The cozy atmosphere of C’est What worked well for Johnson, who played acoustic guitar alongside three band members playing electric guitar, bass and drums, respectively. While one couldn’t always hear Johnson’s acoustic over the other instruments, it did provide the key to making his music sound just a little bit different from the smorgasbord of folk recordings coming out of the Toronto area.
The mix for the band was fairly good, and thanks to that it made Johnson’s lyrics easy to comprehend. He had some great imagery, like in one song describing finding an island in the middle of a lake. Johnson also proved to be pretty great at turning a portion of Katy Perry’s “I Kissed A Girl” into something way more intense than it was. There was also banjo in the song. Awesome.
Johnson’s set had one old song of his, with the rest being fairly new. His album will officially come out in April, but he was selling the new CDs at the show (and likely will in future shows, so if you want new Noel Johnson music, go see him live!).

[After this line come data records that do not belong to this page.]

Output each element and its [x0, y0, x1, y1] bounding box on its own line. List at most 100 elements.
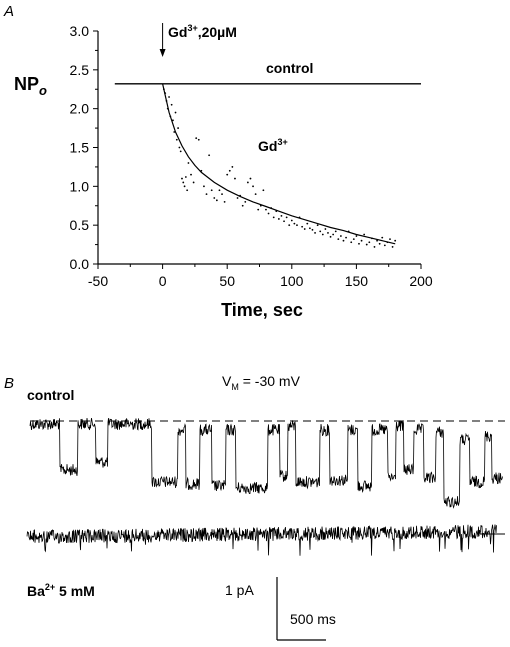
x-tick-label: 0: [159, 273, 167, 289]
data-point: [293, 222, 296, 225]
data-point: [342, 239, 345, 242]
x-tick-label: 50: [219, 273, 235, 289]
data-point: [332, 233, 335, 236]
data-point: [285, 216, 288, 219]
panel-a-axes: 0.0 0.5 1.0 1.5 2.0 2.5 3.0 -50 0 50 100 150 200: [70, 23, 433, 289]
data-point: [179, 150, 182, 153]
data-point: [234, 177, 236, 180]
ba-label: Ba2+ 5 mM: [27, 582, 95, 599]
data-point: [303, 228, 306, 230]
data-point: [352, 238, 355, 241]
data-point: [306, 222, 309, 225]
data-point: [210, 189, 213, 192]
data-point: [244, 200, 247, 203]
y-tick-label: 3.0: [70, 23, 90, 39]
y-tick-label: 0.5: [70, 217, 90, 233]
data-point: [290, 219, 293, 222]
data-point: [283, 220, 285, 223]
data-point: [226, 173, 229, 176]
data-point: [221, 193, 223, 196]
data-point: [345, 236, 347, 239]
data-point: [181, 177, 183, 180]
data-point: [296, 224, 298, 227]
y-axis-label: NPo: [14, 74, 47, 98]
scale-x-label: 500 ms: [290, 611, 336, 627]
data-point: [190, 173, 192, 176]
data-point: [373, 246, 376, 248]
data-point: [334, 230, 337, 233]
data-point: [223, 200, 226, 203]
data-point: [314, 232, 316, 234]
data-point: [168, 96, 170, 98]
data-point: [252, 185, 254, 188]
data-point: [308, 227, 311, 230]
data-point: [265, 208, 267, 211]
control-trace: [29, 418, 503, 509]
fit-curve: [162, 83, 396, 245]
data-point: [173, 131, 176, 133]
y-axis-label-sub: o: [39, 83, 47, 98]
data-point: [186, 189, 189, 192]
data-point: [215, 199, 218, 202]
data-point: [327, 232, 329, 234]
gd-arrow-label: Gd3+,20µM: [168, 23, 237, 40]
data-point: [203, 185, 205, 188]
data-point: [383, 244, 386, 247]
data-point: [170, 103, 173, 106]
panel-a-label: A: [3, 3, 14, 20]
data-point: [218, 189, 221, 192]
x-tick-label: 150: [345, 273, 369, 289]
data-point: [394, 239, 397, 242]
data-point: [205, 193, 208, 196]
data-point: [311, 228, 314, 231]
data-point: [358, 242, 360, 245]
data-point: [236, 197, 239, 199]
data-point: [360, 239, 363, 242]
scale-y-label: 1 pA: [225, 582, 254, 598]
y-tick-label: 1.5: [70, 140, 90, 156]
control-label: control: [266, 60, 313, 76]
data-point: [228, 169, 231, 172]
data-point: [280, 214, 283, 217]
data-point: [254, 193, 257, 196]
data-point: [301, 225, 304, 228]
panel-b-label: B: [4, 375, 14, 392]
x-tick-label: 100: [280, 273, 304, 289]
data-point: [368, 241, 371, 244]
data-point: [262, 189, 265, 192]
data-point: [321, 233, 324, 236]
data-point: [337, 238, 340, 241]
data-point: [288, 224, 291, 227]
gd-arrow-head: [159, 49, 166, 57]
trace-control-label: control: [27, 387, 74, 403]
data-point: [174, 111, 177, 114]
data-point: [183, 185, 186, 188]
y-tick-label: 1.0: [70, 178, 90, 194]
data-point: [378, 242, 381, 245]
y-tick-label: 0.0: [70, 256, 90, 272]
barium-trace: [26, 524, 497, 556]
data-point: [272, 216, 275, 219]
data-point: [365, 243, 368, 246]
y-tick-label: 2.0: [70, 101, 90, 117]
data-point: [389, 238, 391, 241]
data-point: [195, 137, 198, 140]
gd-label: Gd3+: [258, 137, 288, 154]
panel-b-traces: [26, 418, 503, 556]
data-point: [324, 228, 327, 230]
x-tick-label: -50: [88, 273, 108, 289]
data-point: [241, 204, 244, 207]
data-point: [192, 181, 195, 184]
data-point: [316, 224, 319, 227]
data-point: [391, 246, 394, 248]
data-point: [249, 177, 252, 180]
data-point: [339, 235, 342, 237]
data-point: [355, 235, 358, 237]
data-point: [246, 181, 249, 184]
data-point: [329, 235, 332, 238]
voltage-label: VM = -30 mV: [222, 373, 301, 392]
data-point: [182, 181, 185, 184]
data-point: [376, 239, 378, 242]
data-point: [231, 166, 234, 168]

Sidney York also had some new tunes to crowd-test. In their blog interview last year, bassoonist Krista Wodolet hinted that the songwriting this time around would more collaborative. The new songs are definitely proof that the hint was a good one. Wodolet and oboist Sheryl Reinhardt now play a bigger role in songs, with each contributing more vocals and instrumentals. The first new song featured Wodolet playing a synth line, and “Electrolove” had Wodolet, Reinhardt and lead singer Brandi Sidoryk all shuffling around playing the same keyboard.
Their set opened with “Tea As it Should Be” from Apocalyptic Radio Cynic, sounding bigger and badder than ever thanks to the help of drums, electric guitar and bass on top of the three main girls’ wide array of instruments. Excluding the aforementioned oboe and basson, there was occasionally another electric guitar, a ukulele and a French horn.

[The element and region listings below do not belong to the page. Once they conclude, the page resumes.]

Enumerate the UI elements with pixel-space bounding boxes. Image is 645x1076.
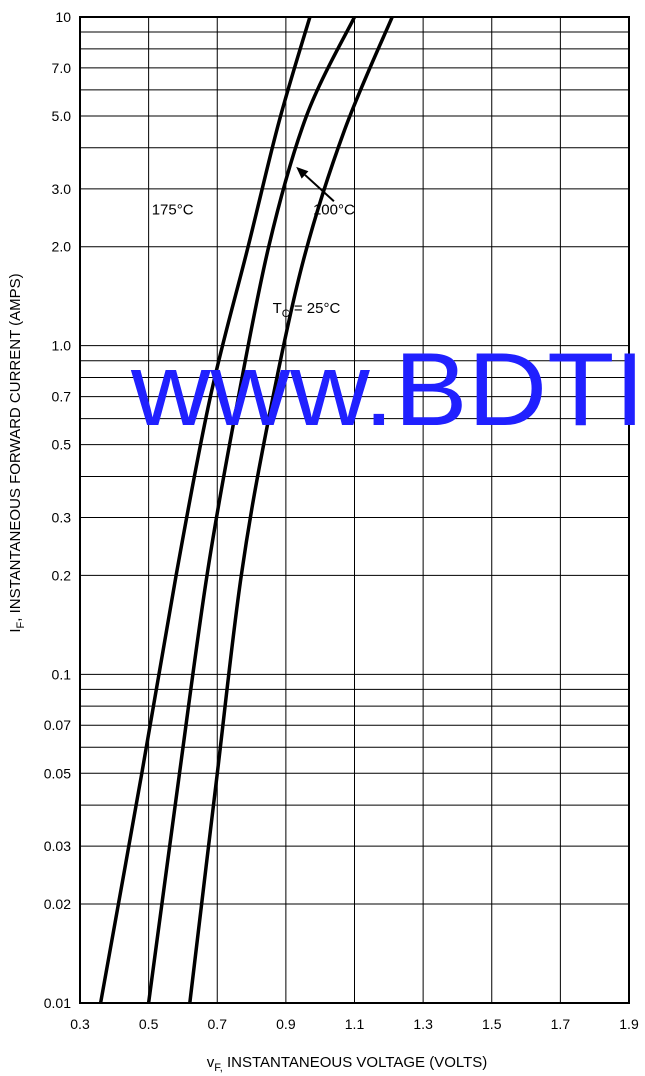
curve-labels: 175°C 100°C TC = 25°C bbox=[152, 201, 355, 320]
watermark: www.BDTI bbox=[130, 332, 645, 448]
y-tick-label: 0.01 bbox=[44, 995, 71, 1011]
x-tick-label: 1.9 bbox=[619, 1016, 639, 1032]
x-tick-label: 0.3 bbox=[70, 1016, 90, 1032]
y-tick-label: 0.5 bbox=[52, 437, 72, 453]
y-tick-label: 0.05 bbox=[44, 765, 71, 781]
y-tick-label: 3.0 bbox=[52, 181, 72, 197]
x-tick-label: 1.5 bbox=[482, 1016, 502, 1032]
x-tick-label: 0.9 bbox=[276, 1016, 296, 1032]
curve-100c bbox=[146, 16, 357, 1004]
y-tick-label: 1.0 bbox=[52, 338, 72, 354]
x-tick-label: 1.7 bbox=[551, 1016, 571, 1032]
x-axis-title: vF, INSTANTANEOUS VOLTAGE (VOLTS) bbox=[207, 1054, 488, 1074]
curve-label-100c: 100°C bbox=[313, 201, 355, 218]
curves bbox=[98, 16, 394, 1004]
x-tick-label: 1.3 bbox=[413, 1016, 433, 1032]
y-tick-label: 5.0 bbox=[52, 108, 72, 124]
y-tick-label: 0.03 bbox=[44, 838, 71, 854]
y-tick-label: 0.7 bbox=[52, 389, 72, 405]
curve-label-25c: TC = 25°C bbox=[273, 300, 341, 320]
y-tick-label: 0.07 bbox=[44, 717, 71, 733]
y-tick-labels: 0.01 0.02 0.03 0.05 0.07 0.1 0.2 0.3 0.5 0.7 1.0 2.… bbox=[44, 9, 71, 1011]
y-tick-label: 7.0 bbox=[52, 60, 72, 76]
y-tick-label: 0.1 bbox=[52, 666, 72, 682]
x-tick-label: 1.1 bbox=[345, 1016, 365, 1032]
y-tick-label: 0.02 bbox=[44, 896, 71, 912]
y-tick-label: 0.3 bbox=[52, 510, 72, 526]
y-tick-label: 2.0 bbox=[52, 239, 72, 255]
x-tick-labels: 0.3 0.5 0.7 0.9 1.1 1.3 1.5 1.7 1.9 bbox=[70, 1016, 639, 1032]
x-tick-label: 0.7 bbox=[208, 1016, 228, 1032]
y-tick-label: 0.2 bbox=[52, 567, 72, 583]
x-tick-label: 0.5 bbox=[139, 1016, 159, 1032]
y-tick-label: 10 bbox=[55, 9, 71, 25]
y-axis-title: IF, INSTANTANEOUS FORWARD CURRENT (AMPS) bbox=[7, 273, 27, 632]
grid-lines bbox=[79, 16, 630, 1004]
curve-175c bbox=[98, 16, 312, 1004]
curve-label-175c: 175°C bbox=[152, 201, 194, 218]
annotation-arrow-head bbox=[296, 166, 309, 179]
annotation-arrow bbox=[304, 174, 335, 203]
curve-25c bbox=[188, 16, 394, 1004]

Sidney York played a healthy number of songs from their first album, but the new songs were so varied that one can only guess what their upcoming album, Hearts, will sound like. One song was heavy with electric guitar and bass, while “I Could Swim” managed to be extremely complex, with Sidoryk’s voice supported by skeletal sound before a swell of instruments made the last minute or so of the song pretty loud.
The audience liked the set enough to ask for an encore, so they finished off their set with “Cold in Here” and then the infectious, feel-good “Roll With Me.” The band’s energy never faltered, and watching Sidoryk, Reinhardt and Wodolet jumping around on stage and rapidly switching between instruments made the set as fun to watch as it was to listen.
Most importantly, though, Sidney York showed that fans should be quite excited about Hearts when it comes out later this year. If the rest of the album is as unpredictable as their new songs were, it should make for some very intriguing listening.